Quote:
Originally Posted by Hitch
Kim, I have mad respect for your skills, but we do this ALL DAY LONG, and we don't get those spans, in exporting to HTML/XML/etc.. You didn't get them, unless I've misread your post, in the third image--where you exported directly to HTML. Right?
|
Wrong. I get those spans in HTML (unfiltered flavor only!) and in ODT. Study the third image a little closer

The spans have a different, more detailed styling, but they're there all the same.
Quote:
Originally Posted by Hitch
Are you saying that the exports to .odt format can't avoid the spans?
|
Apparently not, that is: not in the experiments I have made trying to solve this specific issue. (Which is of course not neither 100's or 1000's, I must admit. I usually don't make epubs from neither Word nor LibreOffice. But both programs have some useful addins for cleaning OCR, before I process the text)
Quote:
Originally Posted by Hitch
My take on this is that these are effectively junk spans, created because the paragraphs are unstyled. Period. If the file is made correctly, using normal named styles, these should not appear
|
The paragraphs are styled in the the templates "Normal" style.

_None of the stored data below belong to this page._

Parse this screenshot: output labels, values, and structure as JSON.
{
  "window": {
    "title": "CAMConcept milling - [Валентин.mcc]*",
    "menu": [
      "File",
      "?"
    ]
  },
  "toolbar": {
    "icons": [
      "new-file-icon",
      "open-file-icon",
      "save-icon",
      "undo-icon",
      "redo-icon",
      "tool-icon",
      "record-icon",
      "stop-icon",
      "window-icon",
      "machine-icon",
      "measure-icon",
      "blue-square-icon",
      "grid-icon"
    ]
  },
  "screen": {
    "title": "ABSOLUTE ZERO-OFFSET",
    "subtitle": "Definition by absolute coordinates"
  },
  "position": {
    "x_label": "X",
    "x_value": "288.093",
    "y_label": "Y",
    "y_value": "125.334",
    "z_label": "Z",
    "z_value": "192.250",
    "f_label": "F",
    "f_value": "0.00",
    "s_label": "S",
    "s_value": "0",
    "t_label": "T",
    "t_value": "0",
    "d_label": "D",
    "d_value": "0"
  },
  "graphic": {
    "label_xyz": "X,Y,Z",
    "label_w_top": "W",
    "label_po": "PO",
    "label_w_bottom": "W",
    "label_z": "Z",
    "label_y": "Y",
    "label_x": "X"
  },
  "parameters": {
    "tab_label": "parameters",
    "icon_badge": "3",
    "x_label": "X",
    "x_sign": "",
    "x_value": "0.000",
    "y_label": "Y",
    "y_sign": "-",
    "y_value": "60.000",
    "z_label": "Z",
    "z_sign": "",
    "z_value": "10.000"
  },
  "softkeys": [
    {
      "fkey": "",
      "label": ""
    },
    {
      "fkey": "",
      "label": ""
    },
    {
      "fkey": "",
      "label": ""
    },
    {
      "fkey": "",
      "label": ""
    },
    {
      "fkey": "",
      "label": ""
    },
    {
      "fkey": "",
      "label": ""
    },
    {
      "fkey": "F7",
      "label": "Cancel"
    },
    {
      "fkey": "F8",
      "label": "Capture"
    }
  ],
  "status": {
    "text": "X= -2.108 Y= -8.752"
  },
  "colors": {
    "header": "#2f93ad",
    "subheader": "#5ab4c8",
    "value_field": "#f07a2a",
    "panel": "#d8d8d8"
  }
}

And yes, it's junk, but Microsoft must have had some reason to do it so (hopefully).
Quote:
Originally Posted by Hitch
What happens if these files are styled as they should be, before these save-as and export experiments? Rather than just using "Normal?"
|
Why should "Normal" not be correct? I mean, "Normal" may not be the best choice when we talk about conversion to epub using whatever tool one likes best, but after all, 90% or more of the text I see in all documents coming my way (my alter ego works in the danish union for "white collar workers", which is where I use the Office programs professionally) are styled as "Normal". When I "translate" Word documents from our jounalist to html for our website (using Pandoc), "Normal" translate to <p>, which is as it should be, in my opinion anyway.
Quote:
Originally Posted by Hitch
Here's my stupid question, then: why is the .odt file being subsequently exported to .odt, anyway? Hasn't the process been described as .odt-->Macro-->Word-->HTML?
|
Dunno. It's Roger64s way of doing things. You do it your way, I do it mine and so on. We have a saying in danish (guess it exists in english too, just can't find the expression right now): "Man's will, man's heaven". Each to his own.
Quote:
Originally Posted by Hitch
The only time we use the default para (class) is, as Barnhill notes, when we're swapping out direct styling for spans and vice-versa, because it's useful in Word searches, if those are needing to be done there, instead of in HTML and/or INDD. We don't see this, unless we suffer some type of brain-seizure and export an uncleaned, unfixed client's file to HTML, and even THEN, we typically don't see them.
|
You normally don't
use the DefaultParagraphFont style as such. It's just there, lurking in the dark, sometimes springing to life as in Roger64's files. In Word 2013/2016 it's even hidden.
Quote:
Originally Posted by Hitch
Whatever. As long as Roger's issue or non-issue, or whatever, is solved.
Hitch
|
Exactly